8.            Income Taxes

The Company did not recognize a provision (benefit) for income taxes for the years ended December 31, 2011 and 2010.

At December 31, 2011 and 2010, the Company had deferred tax assets principally arising from the net operating loss carry forwards for income tax purposes multiplied by an expected rate of 40%. As management of the Company cannot determine that it is more likely than not that the Company will realize the benefit of the deferred tax assets, a valuation allowance equal to the deferred tax asset has be established at December 31, 2011 and December 31, 2010. The significant components of the deferred tax asset at December 31, 2011 and 2010 were as follows:

    December 31,     December 31 ,  
    2011     2010  
Deferred tax asset            
   Net operating loss carry forward $  2,985,000   $  3,041,000  
   Exploration costs   107,000     99,000  
Total deferred tax assets   3,092,000     3,140,000  
   Valuation allowance   (2,661,000 )   (2,742,000 )
Net   431,000     398,000  
Deferred tax liabilities            
   Development   (29,000 )   (20,000 )
   Property, plant, and equipment   (402,000 )   (378,000 )
Total deferred tax liabilities   (431,000 )   (398,000 )
Net deferred tax asset $     $    

At December 31, 2011 and 2010 the Company had net operating loss carry forwards of approximately $7,462,000 and $7,602,000 respectively for both federal and the state of Idaho, which expire in the years 2016 through 2030.

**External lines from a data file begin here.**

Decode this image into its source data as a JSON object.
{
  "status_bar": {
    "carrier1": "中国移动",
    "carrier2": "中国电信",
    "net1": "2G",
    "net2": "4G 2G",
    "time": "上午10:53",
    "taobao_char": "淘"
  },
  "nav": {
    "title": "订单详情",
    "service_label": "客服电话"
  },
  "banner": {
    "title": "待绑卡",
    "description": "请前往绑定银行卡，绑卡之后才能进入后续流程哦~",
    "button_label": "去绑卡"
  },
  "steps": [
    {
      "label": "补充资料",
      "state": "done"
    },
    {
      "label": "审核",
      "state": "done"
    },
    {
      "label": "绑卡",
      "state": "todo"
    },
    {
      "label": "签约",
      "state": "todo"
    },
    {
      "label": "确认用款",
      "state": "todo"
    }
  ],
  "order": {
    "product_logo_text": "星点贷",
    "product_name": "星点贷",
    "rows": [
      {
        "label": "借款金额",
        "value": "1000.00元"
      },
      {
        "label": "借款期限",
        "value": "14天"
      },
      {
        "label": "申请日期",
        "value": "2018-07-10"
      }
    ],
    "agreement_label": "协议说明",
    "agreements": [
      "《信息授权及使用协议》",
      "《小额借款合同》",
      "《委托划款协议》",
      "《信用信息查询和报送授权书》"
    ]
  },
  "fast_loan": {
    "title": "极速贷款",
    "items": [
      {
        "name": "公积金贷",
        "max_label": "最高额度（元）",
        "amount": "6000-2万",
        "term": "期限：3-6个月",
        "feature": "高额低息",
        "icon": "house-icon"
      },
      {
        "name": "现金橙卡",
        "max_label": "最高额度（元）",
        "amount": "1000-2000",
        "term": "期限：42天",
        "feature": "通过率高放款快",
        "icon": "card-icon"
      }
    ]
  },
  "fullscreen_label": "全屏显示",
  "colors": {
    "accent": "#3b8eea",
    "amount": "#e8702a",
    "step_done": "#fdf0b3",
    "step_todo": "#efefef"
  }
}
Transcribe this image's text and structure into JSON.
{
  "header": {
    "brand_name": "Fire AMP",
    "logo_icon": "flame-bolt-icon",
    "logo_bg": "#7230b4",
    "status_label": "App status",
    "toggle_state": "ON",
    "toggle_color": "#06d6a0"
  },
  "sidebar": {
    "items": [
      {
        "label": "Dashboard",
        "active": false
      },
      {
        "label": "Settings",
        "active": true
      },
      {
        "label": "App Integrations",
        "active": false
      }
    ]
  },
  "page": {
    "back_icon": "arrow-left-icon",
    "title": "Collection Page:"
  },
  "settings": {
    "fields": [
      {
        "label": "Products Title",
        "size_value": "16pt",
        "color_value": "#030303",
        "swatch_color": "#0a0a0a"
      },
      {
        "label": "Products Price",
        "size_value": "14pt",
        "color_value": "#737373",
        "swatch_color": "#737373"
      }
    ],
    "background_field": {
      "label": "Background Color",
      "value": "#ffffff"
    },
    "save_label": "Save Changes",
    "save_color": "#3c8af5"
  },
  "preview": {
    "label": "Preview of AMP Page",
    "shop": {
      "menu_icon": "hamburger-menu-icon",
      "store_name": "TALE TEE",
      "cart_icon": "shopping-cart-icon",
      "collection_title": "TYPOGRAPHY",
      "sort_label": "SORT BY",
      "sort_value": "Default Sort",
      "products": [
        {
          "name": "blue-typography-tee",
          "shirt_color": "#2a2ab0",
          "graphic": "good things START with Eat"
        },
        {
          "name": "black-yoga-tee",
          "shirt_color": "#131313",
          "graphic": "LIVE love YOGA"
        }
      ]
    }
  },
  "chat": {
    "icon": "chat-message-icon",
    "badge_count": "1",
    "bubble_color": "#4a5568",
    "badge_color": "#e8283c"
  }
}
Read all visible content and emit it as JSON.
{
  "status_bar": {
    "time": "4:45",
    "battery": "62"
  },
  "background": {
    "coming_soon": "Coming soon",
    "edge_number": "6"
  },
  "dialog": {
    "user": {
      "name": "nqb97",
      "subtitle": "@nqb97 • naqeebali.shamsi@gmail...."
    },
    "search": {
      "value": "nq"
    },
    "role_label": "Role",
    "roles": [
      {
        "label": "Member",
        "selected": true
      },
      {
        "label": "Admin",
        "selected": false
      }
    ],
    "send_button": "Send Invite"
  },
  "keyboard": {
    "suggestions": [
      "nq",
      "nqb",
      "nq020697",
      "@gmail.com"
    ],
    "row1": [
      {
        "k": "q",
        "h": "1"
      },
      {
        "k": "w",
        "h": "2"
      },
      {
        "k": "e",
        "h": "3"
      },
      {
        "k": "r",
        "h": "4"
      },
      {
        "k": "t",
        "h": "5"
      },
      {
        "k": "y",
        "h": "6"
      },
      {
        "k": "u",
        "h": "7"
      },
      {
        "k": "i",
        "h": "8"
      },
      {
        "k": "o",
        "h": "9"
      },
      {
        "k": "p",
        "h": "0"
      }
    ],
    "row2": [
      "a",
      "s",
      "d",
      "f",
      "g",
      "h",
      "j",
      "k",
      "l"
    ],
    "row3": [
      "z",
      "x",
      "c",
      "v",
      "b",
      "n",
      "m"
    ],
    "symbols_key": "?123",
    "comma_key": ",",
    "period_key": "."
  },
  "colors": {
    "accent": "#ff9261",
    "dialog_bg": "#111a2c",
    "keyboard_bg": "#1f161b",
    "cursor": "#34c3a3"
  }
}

The income tax benefit shown in the financial statements for the years ended December 31, 2011 and 2010 differs from the statutory rate as follows:

    December 31,     December 31,  
    2011     2010  
Provision (benefit) at statutory rate $  26,000   $  (184,000 )
State taxes, net of federal taxes   6,000     (41,000 )
Permanent differences   49,000     -  
Increase (decrease) in valuation allowance   (81,000 )   225,000  
Total provision (benefit) $  0   $  0  

We have determined that we are open to examination of our income tax filings in the United States and state jurisdictions for the 2008 through 2010 tax years. In the event that the Company is assessed penalties and or interest, penalties will be charged to other operating expense and interest will be charged to interest expense. We have recognized that certain tax positions taken in the 2008 through 2010 tax years could result in minor adjustments to our exploration and development costs for tax purposes. However, these adjustments would not result in a tax provision, only revision to the net operating loss carry forward balance.